Also in A.D. 6 – The Zealots

The Census Revolt of 6 A.D. and the rise of the Jewish Sect of the Zealots:

After the banishment of the ethnarch Herod Archelaus in A.D. 6, Iudaea (the Roman conglomeration of Samaria, Judea and Idumea) came under direct Roman administration with Coponius appointed as prefect. At the same time, Publius Sulpicius Quirinius was appointed Legate of Syria, with instructions to assess the Iudean Province for taxation purposes. One of his first duties was to carry out a census as part of this order. The Jews already hated their pagan conquerors, and some said that censuses were forbidden under Jewish law. The assessment was greatly resented by the Jews, and open revolt was prevented around Jerusalem by the efforts of the high priest Joazar.

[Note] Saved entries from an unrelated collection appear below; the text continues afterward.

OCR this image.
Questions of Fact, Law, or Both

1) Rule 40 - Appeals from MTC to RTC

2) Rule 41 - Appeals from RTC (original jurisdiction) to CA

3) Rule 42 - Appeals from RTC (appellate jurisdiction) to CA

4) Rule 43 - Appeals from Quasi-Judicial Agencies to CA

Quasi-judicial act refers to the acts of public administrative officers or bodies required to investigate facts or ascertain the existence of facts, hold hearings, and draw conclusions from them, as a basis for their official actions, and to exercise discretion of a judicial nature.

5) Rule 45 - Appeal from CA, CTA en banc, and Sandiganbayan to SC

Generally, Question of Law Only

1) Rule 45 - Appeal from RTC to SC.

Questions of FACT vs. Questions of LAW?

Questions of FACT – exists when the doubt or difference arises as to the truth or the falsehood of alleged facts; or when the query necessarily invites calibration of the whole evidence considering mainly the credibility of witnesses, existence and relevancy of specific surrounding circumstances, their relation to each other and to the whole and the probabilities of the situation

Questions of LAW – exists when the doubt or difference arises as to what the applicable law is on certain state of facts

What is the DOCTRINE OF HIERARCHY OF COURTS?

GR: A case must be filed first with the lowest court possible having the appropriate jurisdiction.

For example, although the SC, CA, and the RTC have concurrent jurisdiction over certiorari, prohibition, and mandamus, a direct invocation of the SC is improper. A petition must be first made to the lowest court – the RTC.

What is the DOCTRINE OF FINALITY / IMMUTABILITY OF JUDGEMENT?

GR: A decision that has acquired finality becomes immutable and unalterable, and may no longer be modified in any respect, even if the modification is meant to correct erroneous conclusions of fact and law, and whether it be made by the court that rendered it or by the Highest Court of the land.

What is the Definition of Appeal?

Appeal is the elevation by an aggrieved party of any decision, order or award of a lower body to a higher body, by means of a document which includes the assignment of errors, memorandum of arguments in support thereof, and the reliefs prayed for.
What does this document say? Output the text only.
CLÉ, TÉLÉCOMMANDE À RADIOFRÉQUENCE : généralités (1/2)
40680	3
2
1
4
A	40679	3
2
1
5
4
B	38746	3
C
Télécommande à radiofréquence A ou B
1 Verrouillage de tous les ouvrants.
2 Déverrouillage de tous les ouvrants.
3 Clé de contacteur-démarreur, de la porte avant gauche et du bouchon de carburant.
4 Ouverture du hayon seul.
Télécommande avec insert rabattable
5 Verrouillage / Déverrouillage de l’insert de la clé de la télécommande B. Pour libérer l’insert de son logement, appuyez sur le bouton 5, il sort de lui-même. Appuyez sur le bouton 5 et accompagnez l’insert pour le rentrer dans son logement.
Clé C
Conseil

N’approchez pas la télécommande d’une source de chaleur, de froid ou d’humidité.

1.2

Judas of Galilee, or Judas of Gamala, was a Jewish leader who led resistance to the census imposed for Roman tax purposes by Quirinius in the Roman Province Idumea in A.D. 6. He encouraged Jews not to register and those that did had their houses burnt and their cattle stolen by his followers. He founded what Josephus referred to as the “fourth philosophical sect” of the Jews, the Zealots. In Antiquities of the Jews, Josephus states that Judas, along with Zadok the Pharisee, established the “fourth sect” of 1st century Judaism, the “we’re mad, and we’re not going to take it anymore” group. The first three being the Sadducees, a small but wealthy sect of Jews who controlled the Temple in Jerusalem, the Pharisees the pious group Jewish scholar/lawyers, and the Essenes the Jewish fundamentalist, separatist sect who were the keepers of the Dead Sea Scrolls. Josephus blamed this fourth sect for the First Jewish–Roman War of A.D. 66–73. Judas and Zadok’s group were anti-Roman, theocratic nationalists who preached that God alone was the ruler of Israel and urged that no taxes should be paid to Rome.

Judas is referred to in the Acts of the Apostles, in which a speech by the Pharisee Gamaliel, a member of the Sanhedrin, who identifies Theudas and Judas as examples of failed Messianic movements, and suggests that the movement emerging in the name of Jesus of Nazareth could similarly fail.